"I Could Get Any Woman`s Husband" | ||
Her Big Top Day
“But how did you get into the movies?”
“Ach! I will tell you,” said Camilla, who prefaces most remarks with these words. “One day Mr. Murnau[2] sees me on street. He stop and look hard. He say: 'You are Marguerite for my Faust.' I laugh and say: 'Is silly. I am not lovely like Marguerite.' He replies that I come to his studio next day. Still I think it a joke and I do not tell my mother, but I go. That day he signs me up on contract. Is for beeg money. Seem oh, so big to me then. I cannot breathe for t'rill. I t'ink I will buy a chateau for my family. Ach! I am so happy. Never, never will I be so happy as on that day. It is the big top day on my life.” A tear came to her eyes and unashamedly she wiped them. She was homesick.
“But it's fine here, isn't it; and you're doing splendid work.”

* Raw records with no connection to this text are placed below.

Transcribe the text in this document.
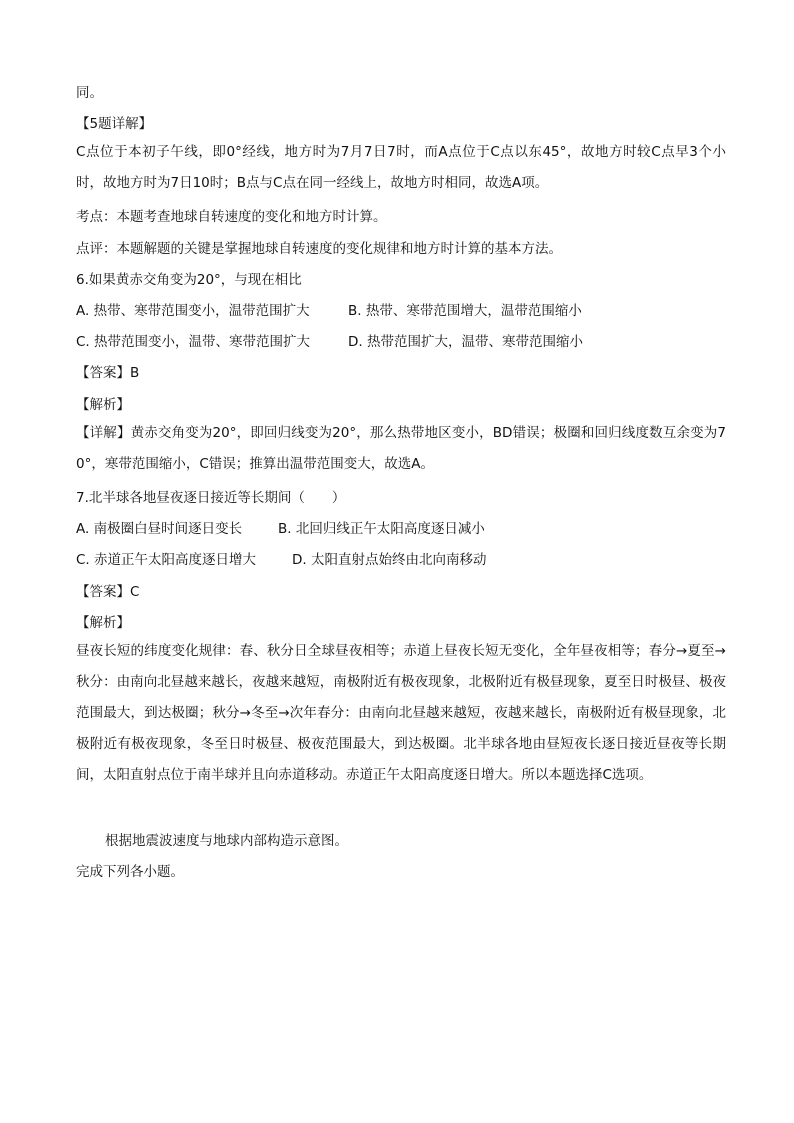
同。
【5题详解】
C点位于本初子午线，即0°经线，地方时为7月7日7时，而A点位于C点以东45°，故地方时较C点早3个小时，故地方时为7日10时；B点与C点在同一经线上，故地方时相同，故选A项。
考点：本题考查地球自转速度的变化和地方时计算。
点评：本题解题的关键是掌握地球自转速度的变化规律和地方时计算的基本方法。
6.如果黄赤交角变为20°，与现在相比
A. 热带、寒带范围变小，温带范围扩大	B. 热带、寒带范围增大，温带范围缩小
C. 热带范围变小，温带、寒带范围扩大	D. 热带范围扩大，温带、寒带范围缩小
【答案】B
【解析】
【详解】黄赤交角变为20°，即回归线变为20°，那么热带地区变小，BD错误；极圈和回归线度数互余变为70°，寒带范围缩小，C错误；推算出温带范围变大，故选A。
7.北半球各地昼夜逐日接近等长期间（　　）
A. 南极圈白昼时间逐日变长	B. 北回归线正午太阳高度逐日减小
C. 赤道正午太阳高度逐日增大	D. 太阳直射点始终由北向南移动
【答案】C
【解析】
昼夜长短的纬度变化规律：春、秋分日全球昼夜相等；赤道上昼夜长短无变化，全年昼夜相等；春分→夏至→秋分：由南向北昼越来越长，夜越来越短，南极附近有极夜现象，北极附近有极昼现象，夏至日时极昼、极夜范围最大，到达极圈；秋分→冬至→次年春分：由南向北昼越来越短，夜越来越长，南极附近有极昼现象，北极附近有极夜现象，冬至日时极昼、极夜范围最大，到达极圈。北半球各地由昼短夜长逐日接近昼夜等长期间，太阳直射点位于南半球并且向赤道移动。赤道正午太阳高度逐日增大。所以本题选择C选项。
根据地震波速度与地球内部构造示意图。
完成下列各小题。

“Not so good sometimes. I cry when I see preview of 'The Tempest.' Every good acting I do is cut out. Only leave me for be pretty girl. Das is all. But in new picture I am just finish with Barrymore—ach! Is different! Mr. Lubitsch[3] makes me every chance, and I am very wonderful. You shall see and say so, too.”
“You like working for Barrymore?”
“We-ll ye-es. I t'ink so. He is very fine to me when we come alone, but on the set—cannot get near him. He sits and smokes cigarettes and one hundred people come around him. He is king and I am nothing.”